For many, democracy is a guarantee of freedom, equality and popular rule. But for some, it is the rule of the ignorant and the average person in which number counts, not merit.1

Democracy is understood in a variety of ways. The Athenians in ancient Greece led by Pericles celebrated democracy, Plato rejected it as the rule of the ignorant and Aristotle found it as a corrupt form of polity, his balanced constitution. By the time Abraham Lincoln ended his famous Gettysburg speech on Nov. 17, 1863 in the mist of American Civil War commotions; in his last sentence he had already given both flesh and spirit to the meaning of democracy as government of the people, by the people, for the people. David Held in his Models of Democracy says that ‘the history of the idea of democracy is curious; the history of democracies is puzzling.’2 Let us get a flavour of this puzzle.

The concept of democracy originated in the Greek demokratia, meaning demos (the many or the people) and kratos (power or rule).3 It is apparent that the rule of the many or the people was in contrast to the rule of the few (aristocracy) or the rule of one (monarchy). For the Greeks, and for Plato and Aristotle, democracy was one of the forms of government or constitution and was part of the cyclical alteration. For both, democracy like aristocracy and monarchy in addition to being a form of government or constitution also represented certain principles and values. Aristotle found that democracy implied spirit of political equality and distributive principle based on free birth. A democratic constitution involved distribution of public offices and rewards based not on high birth, wealth or high education, but on free birth and rule of the people. In the classical sense, democracy is considered a form of government in which the many or the people ruled, and which distributed political offices based on equality and free birth.

Classical democracy is generally identified with the democratic set up that prevailed in Athens in ancient Greece. Classical democracy generally has two main features. Firstly, it was rule of the many or the people; and secondly, it was practiced directly, i.e., people participated in person in the day-to-day operation of the political affairs and public office. Direct participation is still found in many Swiss cantons and some of the states in USA. However, in these cases, direct participation is in the form of legislation or making of law through initiative (legislation is proposed by the people instead of elected members), referendum and plebiscite (direct voting on certain issues of public importance either for making law or deciding the issue) and in the form of control on the elected representatives through recall (elected members are called back, removed by the people mid-way unlike the practice of fixed terms in our democracy). This is called direct or participatory democracy. In classical sense, democracy means a form of government directly participated by the people in policy and legislation-making.

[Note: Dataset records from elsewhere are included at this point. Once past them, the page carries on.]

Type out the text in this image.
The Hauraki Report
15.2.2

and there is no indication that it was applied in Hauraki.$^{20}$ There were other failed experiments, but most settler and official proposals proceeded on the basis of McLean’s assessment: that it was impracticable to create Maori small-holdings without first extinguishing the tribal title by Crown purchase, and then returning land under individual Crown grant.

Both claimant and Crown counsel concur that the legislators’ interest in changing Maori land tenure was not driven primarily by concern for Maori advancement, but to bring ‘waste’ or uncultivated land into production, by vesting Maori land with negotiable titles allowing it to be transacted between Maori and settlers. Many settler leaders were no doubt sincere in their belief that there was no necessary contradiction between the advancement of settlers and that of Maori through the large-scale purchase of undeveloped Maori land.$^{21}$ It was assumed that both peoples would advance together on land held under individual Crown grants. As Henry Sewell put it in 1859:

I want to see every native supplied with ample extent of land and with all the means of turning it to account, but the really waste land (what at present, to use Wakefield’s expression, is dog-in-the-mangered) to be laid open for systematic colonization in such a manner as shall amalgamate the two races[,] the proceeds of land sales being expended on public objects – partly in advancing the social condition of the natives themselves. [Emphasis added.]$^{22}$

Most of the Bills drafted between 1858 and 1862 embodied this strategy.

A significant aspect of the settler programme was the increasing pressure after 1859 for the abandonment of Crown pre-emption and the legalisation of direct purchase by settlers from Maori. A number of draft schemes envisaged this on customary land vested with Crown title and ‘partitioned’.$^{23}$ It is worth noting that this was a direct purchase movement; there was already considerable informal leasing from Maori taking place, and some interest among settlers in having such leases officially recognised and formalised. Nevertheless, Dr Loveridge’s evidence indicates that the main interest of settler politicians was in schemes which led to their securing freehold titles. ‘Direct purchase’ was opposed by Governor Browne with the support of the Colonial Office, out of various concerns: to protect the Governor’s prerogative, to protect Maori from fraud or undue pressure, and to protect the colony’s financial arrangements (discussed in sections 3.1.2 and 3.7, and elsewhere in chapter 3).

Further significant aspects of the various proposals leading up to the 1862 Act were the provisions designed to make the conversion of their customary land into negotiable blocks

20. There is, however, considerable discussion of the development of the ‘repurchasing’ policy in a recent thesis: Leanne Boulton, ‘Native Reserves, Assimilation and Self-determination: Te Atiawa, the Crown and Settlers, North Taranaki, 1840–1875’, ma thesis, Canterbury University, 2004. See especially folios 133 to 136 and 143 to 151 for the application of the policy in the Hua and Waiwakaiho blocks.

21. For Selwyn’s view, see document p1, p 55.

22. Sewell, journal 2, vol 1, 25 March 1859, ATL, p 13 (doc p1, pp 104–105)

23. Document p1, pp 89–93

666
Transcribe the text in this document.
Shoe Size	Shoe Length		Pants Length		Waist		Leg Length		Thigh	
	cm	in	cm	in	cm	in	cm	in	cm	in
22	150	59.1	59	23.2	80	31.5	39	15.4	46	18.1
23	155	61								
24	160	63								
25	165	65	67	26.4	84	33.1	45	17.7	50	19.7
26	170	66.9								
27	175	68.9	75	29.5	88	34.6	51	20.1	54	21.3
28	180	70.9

However, by the time democracy journeyed to the modern world, the people became sufficiently large and the government adequately complex. Direct participation became impractical and affairs of the government technically demanding. By seventeenth century in Europe, absolutist monarchies were giving way to popular governments and by the close of eighteenth century the trio of Revolutions – the English (1688), the American (1776) and the French (1789), heralded the modern era of representative democratic rule. The political ideas of social contract and consent (Locke and Rousseau) rights of the individual (Locke and Paine) and representation gave philosophical and political bases to representative democracy.

Meanwhile, representative democracy required defining two things, one, who would be representatives, and two, who would choose the representatives. Apparently, the people or the general citizenry is to be the choosers and from amongst them, who so ever command their confidence and consent, the representatives. This, in turn, means giving political rights to the people for choosing. As such, democracy as a form of government came to become representative, i.e., rule by the representative delegates of the people. A group of elected representatives and not the people per se runs the affairs of the government. This is indirect or representative democracy, which we find in many countries in the contemporary times, including India. In classical sense, democracy has two forms of government, one, direct or participatory democracy and the other, indirect or representative democracy.

Subsequently, democracy has acquired various forms and has been interpreted and understood differently. Fundamentally, the concept of democracy means distribution of power in society and its implication for political power. This is to say who wields power and how it is reflected in the political set up. Liberal approach views power distribution in society as one of dispersion and distribution in such a manner that individuals and groups enjoy power and they influence the exercise of political power. Pluralist approach, a sub-set of liberal approach, assumes that society has various groups, which act as power centres and influence exercise of political power. There is an elitist approach that upholds that power distribution in society is in favour of a small minority of the people. The basic assumption of the elitist approach is that democracy as a government is a rule of elite minority and not of the people. In contrast to all these, the Marxian approach denies any possibility of democracy in a capitalist society and argues for socialist democracy. Democracy is a capitalist set is a class rule, rule of the owners over the labourers.